È assolutamente necessario, oggi, applicare un sistema di norme più severo, in particolare verso gli operatori degli enti coinvolti nelle procedure di autenticazione dei beni culturali. Yang Jingrong, un esperto in pensione del museo della Città proibita, ha partecipato a vari programmi televisivi e ha perfino accettato alcuni incarichi da parte di enti certificatori privati. Con i clienti mette in chiaro che si dedica alle autenticazioni solo per guadagnare! Il museo della Città proibita si è detto estraneo a ciò attraverso una “Dichiarazione di esonero di responsabilità”, ma non ha ancora vietato ai suoi esperti di fare autenticazioni a nome personale. Su questi servizi “privati” il museo della Città proibita non si ritiene responsabile, il che equivale a non essere in grado di controllare l'ambito delle autenticazioni.

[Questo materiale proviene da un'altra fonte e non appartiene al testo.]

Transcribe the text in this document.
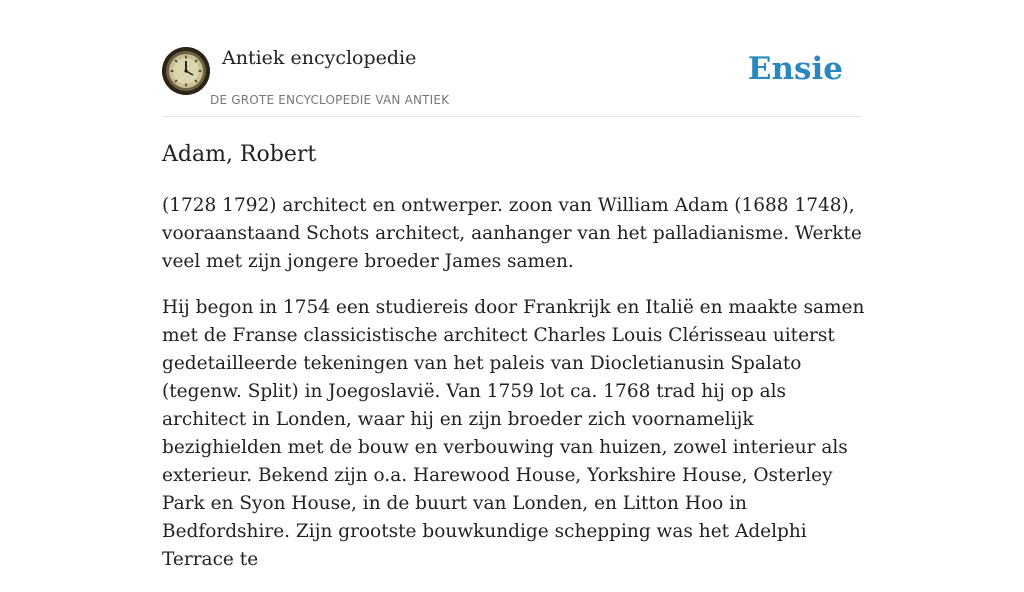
Antiek encyclopedie
DE GROTE ENCYCLOPEDIE VAN ANTIEK
Ensie
Adam, Robert

(1728 1792) architect en ontwerper. zoon van William Adam (1688 1748), vooraanstaand Schots architect, aanhanger van het palladianisme. Werkte veel met zijn jongere broeder James samen.

Hij begon in 1754 een studiereis door Frankrijk en Italië en maakte samen met de Franse classicistische architect Charles Louis Clérisseau uiterst gedetailleerde tekeningen van het paleis van Diocletianusin Spalato (tegenw. Split) in Joegoslavië. Van 1759 lot ca. 1768 trad hij op als architect in Londen, waar hij en zijn broeder zich voornamelijk bezighielden met de bouw en verbouwing van huizen, zowel interieur als exterieur. Bekend zijn o.a. Harewood House, Yorkshire House, Osterley Park en Syon House, in de buurt van Londen, en Litton Hoo in Bedfordshire. Zijn grootste bouwkundige schepping was het Adelphi Terrace te
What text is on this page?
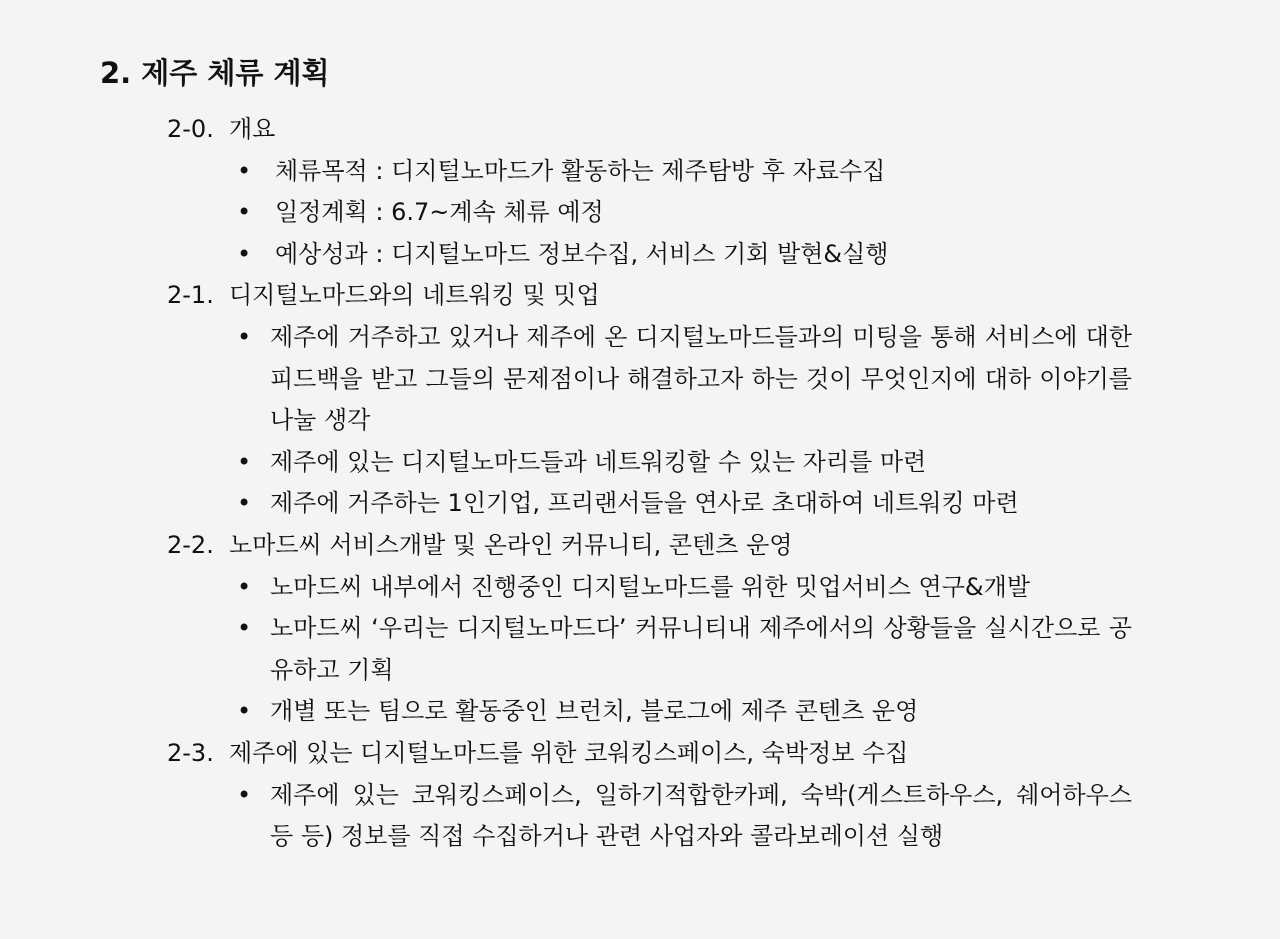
2. 제주 체류 계획
2-0. 개요
• 체류목적 : 디지털노마드가 활동하는 제주탐방 후 자료수집
• 일정계획 : 6.7~계속 체류 예정
• 예상성과 : 디지털노마드 정보수집, 서비스 기회 발현&실행
2-1. 디지털노마드와의 네트워킹 및 밋업
• 제주에 거주하고 있거나 제주에 온 디지털노마드들과의 미팅을 통해 서비스에 대한 피드백을 받고 그들의 문제점이나 해결하고자 하는 것이 무엇인지에 대하 이야기를 나눌 생각
• 제주에 있는 디지털노마드들과 네트워킹할 수 있는 자리를 마련
• 제주에 거주하는 1인기업, 프리랜서들을 연사로 초대하여 네트워킹 마련
2-2. 노마드씨 서비스개발 및 온라인 커뮤니티, 콘텐츠 운영
• 노마드씨 내부에서 진행중인 디지털노마드를 위한 밋업서비스 연구&개발
• 노마드씨 ‘우리는 디지털노마드다’ 커뮤니티내 제주에서의 상황들을 실시간으로 공유하고 기획
• 개별 또는 팀으로 활동중인 브런치, 블로그에 제주 콘텐츠 운영
2-3. 제주에 있는 디지털노마드를 위한 코워킹스페이스, 숙박정보 수집
• 제주에 있는 코워킹스페이스, 일하기적합한카페, 숙박(게스트하우스, 쉐어하우스 등 등) 정보를 직접 수집하거나 관련 사업자와 콜라보레이션 실행
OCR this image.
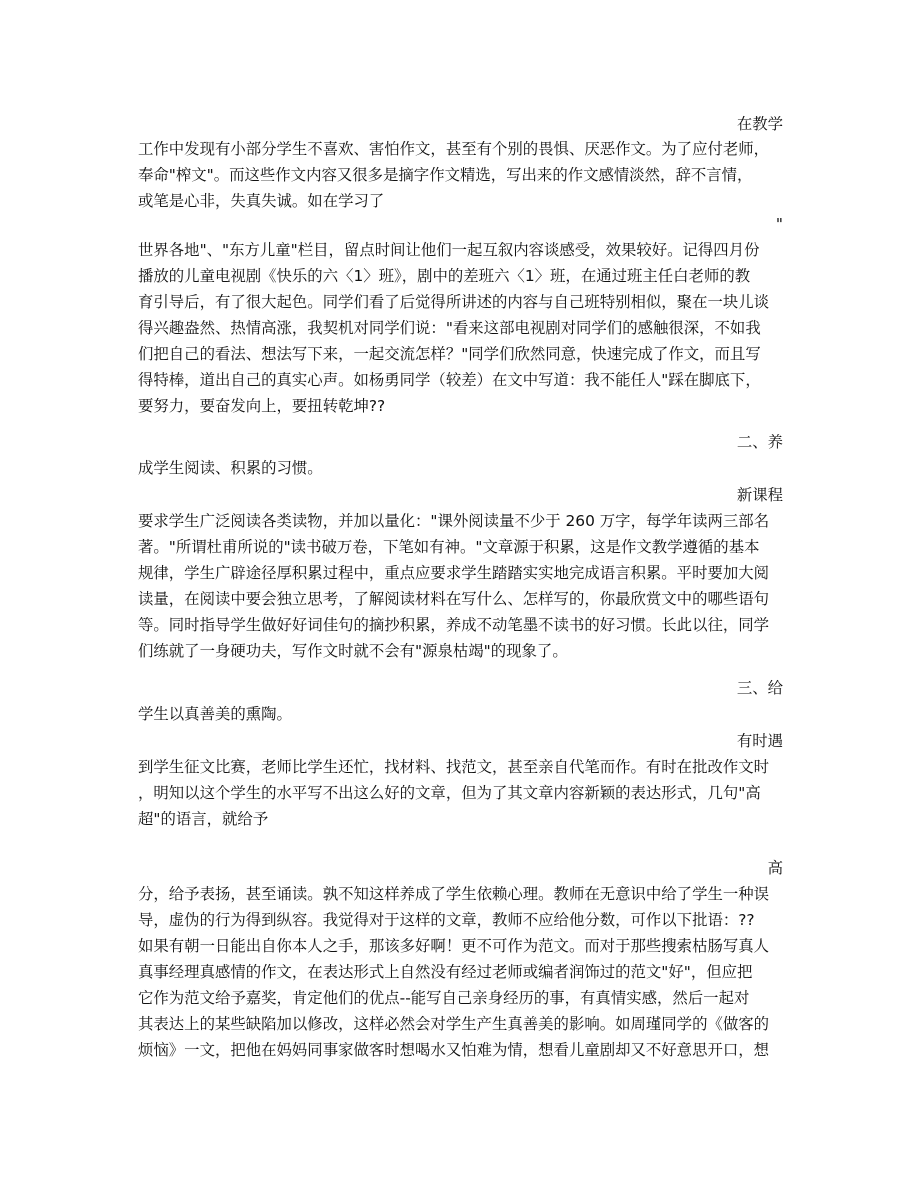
在教学
工作中发现有小部分学生不喜欢、害怕作文，甚至有个别的畏惧、厌恶作文。为了应付老师，
奉命"榨文"。而这些作文内容又很多是摘字作文精选，写出来的作文感情淡然，辞不言情，
或笔是心非，失真失诚。如在学习了
"
世界各地"、"东方儿童"栏目，留点时间让他们一起互叙内容谈感受，效果较好。记得四月份
播放的儿童电视剧《快乐的六〈1〉班》，剧中的差班六〈1〉班，在通过班主任白老师的教
育引导后，有了很大起色。同学们看了后觉得所讲述的内容与自己班特别相似，聚在一块儿谈
得兴趣盎然、热情高涨，我契机对同学们说："看来这部电视剧对同学们的感触很深，不如我
们把自己的看法、想法写下来，一起交流怎样？"同学们欣然同意，快速完成了作文，而且写
得特棒，道出自己的真实心声。如杨勇同学（较差）在文中写道：我不能任人"踩在脚底下，
要努力，要奋发向上，要扭转乾坤??
二、养
成学生阅读、积累的习惯。
新课程
要求学生广泛阅读各类读物，并加以量化："课外阅读量不少于 260 万字，每学年读两三部名
著。"所谓杜甫所说的"读书破万卷，下笔如有神。"文章源于积累，这是作文教学遵循的基本
规律，学生广辟途径厚积累过程中，重点应要求学生踏踏实实地完成语言积累。平时要加大阅
读量，在阅读中要会独立思考，了解阅读材料在写什么、怎样写的，你最欣赏文中的哪些语句
等。同时指导学生做好好词佳句的摘抄积累，养成不动笔墨不读书的好习惯。长此以往，同学
们练就了一身硬功夫，写作文时就不会有"源泉枯竭"的现象了。
三、给
学生以真善美的熏陶。
有时遇
到学生征文比赛，老师比学生还忙，找材料、找范文，甚至亲自代笔而作。有时在批改作文时
，明知以这个学生的水平写不出这么好的文章，但为了其文章内容新颖的表达形式，几句"高
超"的语言，就给予
高
分，给予表扬，甚至诵读。孰不知这样养成了学生依赖心理。教师在无意识中给了学生一种误
导，虚伪的行为得到纵容。我觉得对于这样的文章，教师不应给他分数，可作以下批语：??
如果有朝一日能出自你本人之手，那该多好啊！更不可作为范文。而对于那些搜索枯肠写真人
真事经理真感情的作文，在表达形式上自然没有经过老师或编者润饰过的范文"好"，但应把
它作为范文给予嘉奖，肯定他们的优点--能写自己亲身经历的事，有真情实感，然后一起对
其表达上的某些缺陷加以修改，这样必然会对学生产生真善美的影响。如周瑾同学的《做客的
烦恼》一文，把他在妈妈同事家做客时想喝水又怕难为情，想看儿童剧却又不好意思开口，想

Liu Wenjie è convinto che sia necessario  ristabilire e perfezionare il sistema degli esperti in autenticazione e normalizzare i parametri relativi. I musei sono collezionisti, non enti di autenticazione; le loro competenze non includono necessariamente quelle di un esperto per le autenticazioni, infatti errori di valutazione molto gravi sono anche stati fatti da alcuni esperti dei musei. Per questo è necessario predisporre delle verifiche che si basino sulle competenze pratiche.

Collezionisti comuni come Zhang Yunmin, oppure Qiu Xiaojun, membro del gruppo di esperti del programma della Cctv che tratta di autenticazioni e altre persone del settore sono convinte che la Cina dovrebbe predisporre un sistema per valutare oggettivamente le competenze delle persone coinvolte con le autenticazioni, fare loro degli esami pratici, mischiando ad esempio reperti autentici e quelli falsi. Si dovrebbero selezionare i migliori talenti in base a presupposti di imparzialità. Così, in modo naturale, verranno eliminati i falsi esperti per lasciare spazio a quelli realmente validi.